ABSTRACT A survey for viruses in rose propagated in Europe resulted in detection of only Prunus necrotic ringspot virus (PNRSV) among seven viruses screened. Four percent of cut-flower roses from different sources were infected with PNRSV. Progression of the disease under greenhouse conditions was very slow, which should make this virus easy to eradicate through sanitary selection. Comparison of the partial coat protein gene sequences for three representative rose isolates indicated that they do not form a distinct phylogenetic group and show close relations to Prunus spp. isolates. However, a comparison of the reactivity of monoclonal antibodies raised against these isolates showed that the most prevalent PNRSV serotype in rose was different from the most prevalent serotype in Prunus spp. All of the 27 rose isolates tested infected P. persica seedlings, whereas three of the four PNRSV isolates tested from Prunus spp. were poorly infectious in Rosa indica plants. These data suggest adaptation of PNRSV isolates from Prunus spp., but not from rose, to their host plants. The test methodologies developed here to evaluate PNRSV pathogenicity in Prunus spp. and rose could also help to screen for resistant genotypes.

Enzyme-Linked Immunosorbent Assay Testing of Shoots Grown In Vitro and the Use of Immunocapture-Reverse Transcription-Polymerase Chain Reaction Improve the Detection of Prunus necrotic ringspot virus in Rose.
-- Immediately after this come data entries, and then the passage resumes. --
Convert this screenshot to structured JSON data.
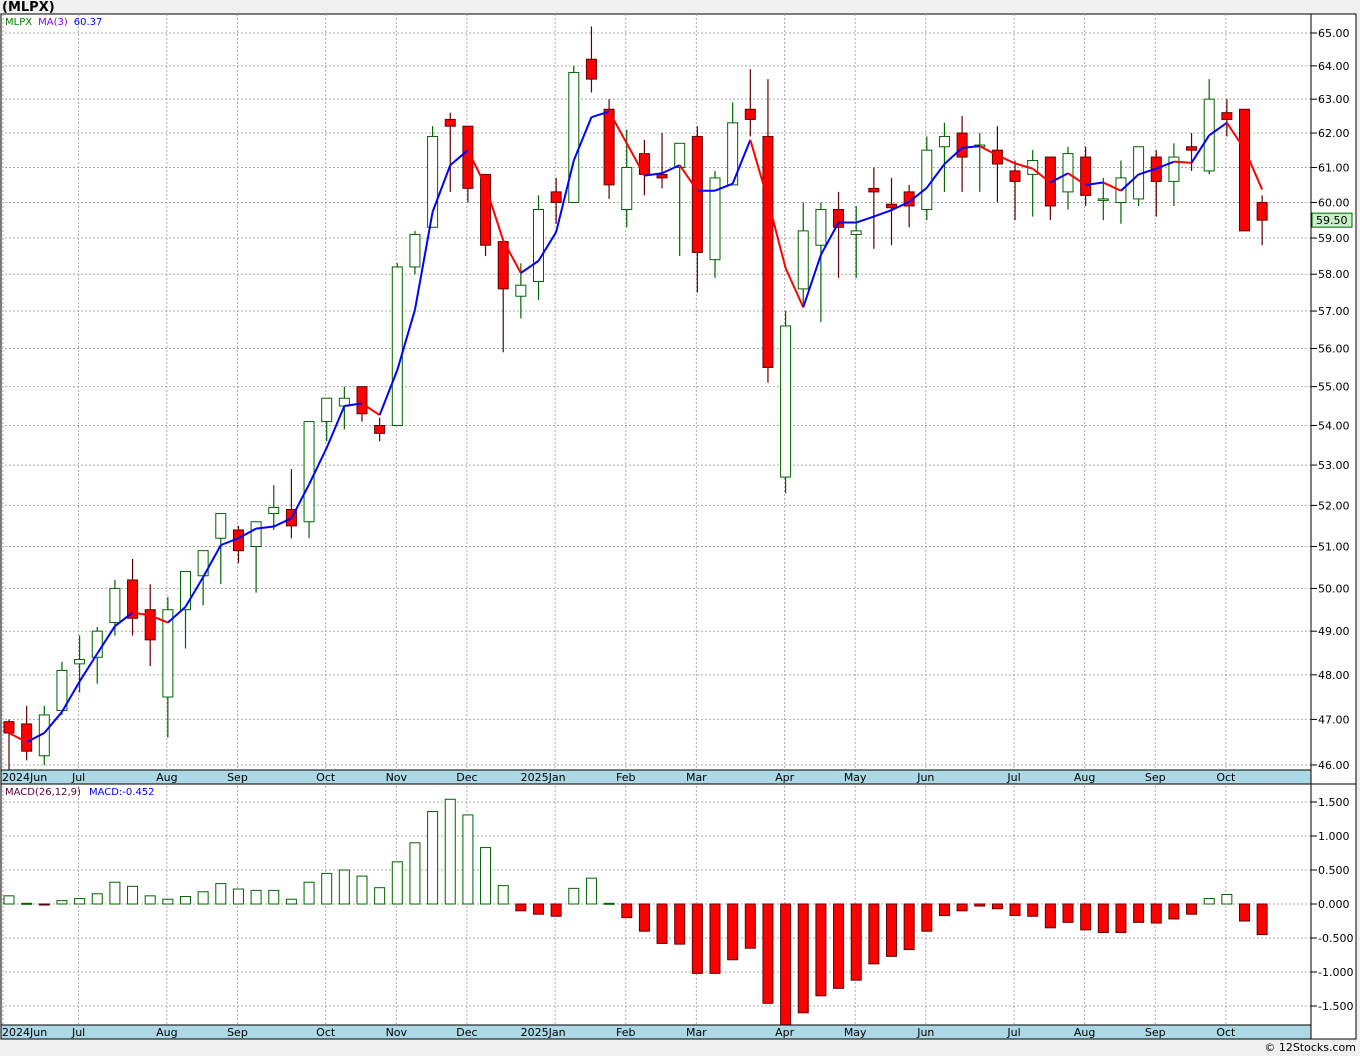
{
  "title": "(MLPX)",
  "watermark": "© 12Stocks.com",
  "price_legend": {
    "symbol": "MLPX",
    "ma_label": "MA(3)",
    "ma_value": "60.37"
  },
  "macd_legend": {
    "label": "MACD(26,12,9)",
    "value": "MACD:-0.452"
  },
  "last_price_label": "59.50",
  "colors": {
    "up": "#006400",
    "down": "#ff0000",
    "down_wick": "#600000",
    "ma_up": "#0000ff",
    "ma_down": "#ff0000",
    "axis_band": "#add8e6",
    "last_price_bg": "#c8f0c8"
  },
  "chart_data": [
    {
      "type": "candlestick",
      "title": "(MLPX) weekly",
      "yscale": "log",
      "ylim": [
        46,
        65
      ],
      "yticks": [
        "46.00",
        "47.00",
        "48.00",
        "49.00",
        "50.00",
        "51.00",
        "52.00",
        "53.00",
        "54.00",
        "55.00",
        "56.00",
        "57.00",
        "58.00",
        "59.00",
        "60.00",
        "61.00",
        "62.00",
        "63.00",
        "64.00",
        "65.00"
      ],
      "month_labels": [
        {
          "label": "2024Jun",
          "week": 0
        },
        {
          "label": "Jul",
          "week": 4
        },
        {
          "label": "Aug",
          "week": 9
        },
        {
          "label": "Sep",
          "week": 13
        },
        {
          "label": "Oct",
          "week": 18
        },
        {
          "label": "Nov",
          "week": 22
        },
        {
          "label": "Dec",
          "week": 26
        },
        {
          "label": "2025Jan",
          "week": 31
        },
        {
          "label": "Feb",
          "week": 35
        },
        {
          "label": "Mar",
          "week": 39
        },
        {
          "label": "Apr",
          "week": 44
        },
        {
          "label": "May",
          "week": 48
        },
        {
          "label": "Jun",
          "week": 52
        },
        {
          "label": "Jul",
          "week": 57
        },
        {
          "label": "Aug",
          "week": 61
        },
        {
          "label": "Sep",
          "week": 65
        },
        {
          "label": "Oct",
          "week": 69
        }
      ],
      "ma_period": 3,
      "ohlc": [
        [
          46.95,
          47.0,
          45.9,
          46.7
        ],
        [
          46.9,
          47.3,
          46.1,
          46.3
        ],
        [
          46.2,
          47.3,
          46.0,
          47.1
        ],
        [
          47.2,
          48.3,
          47.1,
          48.1
        ],
        [
          48.25,
          48.9,
          47.6,
          48.35
        ],
        [
          48.4,
          49.1,
          47.8,
          49.0
        ],
        [
          49.2,
          50.2,
          48.9,
          50.0
        ],
        [
          50.2,
          50.7,
          48.9,
          49.3
        ],
        [
          49.5,
          50.1,
          48.2,
          48.8
        ],
        [
          47.5,
          49.8,
          46.6,
          49.5
        ],
        [
          49.5,
          50.4,
          48.6,
          50.4
        ],
        [
          50.3,
          50.9,
          49.6,
          50.9
        ],
        [
          51.2,
          51.8,
          50.1,
          51.8
        ],
        [
          51.4,
          51.5,
          50.6,
          50.9
        ],
        [
          51.0,
          51.6,
          49.9,
          51.6
        ],
        [
          51.8,
          52.5,
          51.4,
          51.95
        ],
        [
          51.9,
          52.9,
          51.2,
          51.5
        ],
        [
          51.6,
          54.1,
          51.2,
          54.1
        ],
        [
          54.1,
          54.7,
          53.6,
          54.7
        ],
        [
          54.5,
          55.0,
          53.9,
          54.7
        ],
        [
          55.0,
          55.0,
          54.1,
          54.3
        ],
        [
          54.0,
          54.2,
          53.6,
          53.8
        ],
        [
          54.0,
          58.3,
          54.0,
          58.2
        ],
        [
          58.2,
          59.2,
          58.0,
          59.1
        ],
        [
          59.3,
          62.2,
          59.3,
          61.9
        ],
        [
          62.4,
          62.6,
          60.3,
          62.2
        ],
        [
          62.2,
          62.2,
          60.0,
          60.4
        ],
        [
          60.8,
          60.8,
          58.5,
          58.8
        ],
        [
          58.9,
          58.9,
          55.9,
          57.6
        ],
        [
          57.4,
          58.3,
          56.8,
          57.7
        ],
        [
          57.8,
          60.2,
          57.3,
          59.8
        ],
        [
          60.3,
          60.7,
          59.4,
          60.0
        ],
        [
          60.0,
          64.0,
          60.0,
          63.8
        ],
        [
          64.2,
          65.2,
          63.2,
          63.6
        ],
        [
          62.7,
          63.0,
          60.1,
          60.5
        ],
        [
          59.8,
          62.1,
          59.3,
          61.0
        ],
        [
          61.4,
          61.8,
          60.2,
          60.8
        ],
        [
          60.8,
          62.0,
          60.4,
          60.7
        ],
        [
          61.0,
          61.7,
          58.5,
          61.7
        ],
        [
          61.9,
          62.2,
          57.5,
          58.6
        ],
        [
          58.4,
          60.9,
          57.9,
          60.7
        ],
        [
          60.5,
          62.9,
          60.5,
          62.3
        ],
        [
          62.7,
          63.9,
          61.9,
          62.4
        ],
        [
          61.9,
          63.6,
          55.1,
          55.5
        ],
        [
          52.7,
          57.0,
          52.3,
          56.6
        ],
        [
          57.6,
          60.0,
          57.2,
          59.2
        ],
        [
          58.8,
          60.0,
          56.7,
          59.8
        ],
        [
          59.8,
          60.3,
          57.9,
          59.3
        ],
        [
          59.1,
          59.9,
          57.9,
          59.2
        ],
        [
          60.4,
          61.0,
          58.7,
          60.3
        ],
        [
          59.95,
          60.7,
          58.8,
          59.85
        ],
        [
          60.3,
          60.5,
          59.3,
          59.9
        ],
        [
          59.8,
          61.9,
          59.5,
          61.5
        ],
        [
          61.6,
          62.3,
          60.3,
          61.9
        ],
        [
          62.0,
          62.5,
          60.3,
          61.3
        ],
        [
          61.6,
          62.0,
          60.3,
          61.65
        ],
        [
          61.5,
          62.2,
          60.0,
          61.1
        ],
        [
          60.9,
          61.2,
          59.5,
          60.6
        ],
        [
          60.8,
          61.5,
          59.6,
          61.2
        ],
        [
          61.3,
          61.3,
          59.5,
          59.9
        ],
        [
          60.3,
          61.6,
          59.8,
          61.4
        ],
        [
          61.3,
          61.6,
          59.9,
          60.2
        ],
        [
          60.1,
          60.7,
          59.5,
          60.1
        ],
        [
          60.0,
          61.2,
          59.4,
          60.7
        ],
        [
          60.1,
          61.6,
          59.9,
          61.6
        ],
        [
          61.3,
          61.5,
          59.6,
          60.6
        ],
        [
          60.6,
          61.7,
          59.9,
          61.3
        ],
        [
          61.6,
          62.0,
          60.9,
          61.5
        ],
        [
          60.9,
          63.6,
          60.8,
          63.0
        ],
        [
          62.6,
          63.0,
          61.9,
          62.4
        ],
        [
          62.7,
          62.7,
          59.2,
          59.2
        ],
        [
          60.0,
          60.2,
          58.8,
          59.5
        ]
      ]
    },
    {
      "type": "bar",
      "title": "MACD(26,12,9)",
      "ylim": [
        -1.75,
        1.75
      ],
      "yticks": [
        "1.500",
        "1.000",
        "0.500",
        "0.000",
        "-0.500",
        "-1.000",
        "-1.500"
      ],
      "values": [
        0.12,
        0.01,
        -0.01,
        0.05,
        0.08,
        0.15,
        0.32,
        0.26,
        0.12,
        0.07,
        0.11,
        0.18,
        0.3,
        0.22,
        0.2,
        0.2,
        0.07,
        0.32,
        0.45,
        0.5,
        0.41,
        0.24,
        0.62,
        0.9,
        1.36,
        1.54,
        1.31,
        0.83,
        0.27,
        -0.1,
        -0.15,
        -0.18,
        0.23,
        0.38,
        0.01,
        -0.2,
        -0.4,
        -0.58,
        -0.59,
        -1.02,
        -1.02,
        -0.82,
        -0.65,
        -1.46,
        -1.78,
        -1.6,
        -1.35,
        -1.24,
        -1.12,
        -0.88,
        -0.77,
        -0.67,
        -0.4,
        -0.17,
        -0.1,
        -0.03,
        -0.07,
        -0.17,
        -0.18,
        -0.35,
        -0.27,
        -0.38,
        -0.42,
        -0.42,
        -0.27,
        -0.28,
        -0.22,
        -0.15,
        0.08,
        0.14,
        -0.25,
        -0.45
      ]
    }
  ]
}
We developed and evaluated two different methods to improve the detection of the most prevalent virus of rose in Europe, Prunus necrotic ring-spot virus (PNRSV). Immunocapture-reverse transcription-polymerase chain reaction was estimated to be about 100 times more sensitive than double-antibody sandwich-enzyme-linked immunosorbent assay (DAS-ELISA) and showed an equivalent specificity. Based on the observation that PNRSV multiplies actively in young growing tissues (axillary shoots and cuttings), an in vitro culture method allowing rapid (about 15 days) and homogeneous development of dormant axillary buds with high virus titers was standardized. ELISA tests of these young shoots showed, in some cases, a 10(4) to 10(5) increase in sensitivity in comparison to adjacent leaf tissues from the rose mother plants. Between 21 and 98% (depending on the season) more samples were identified as positive by using ELISA on samples from shoot tips grown in vitro rather than on leaves collected directly from the PNRSV-infected mother plants. This simple method of growing shoot tips in vitro improved the confidence in the detection of PNRSV and eliminated problems in sampling appropriate tissues.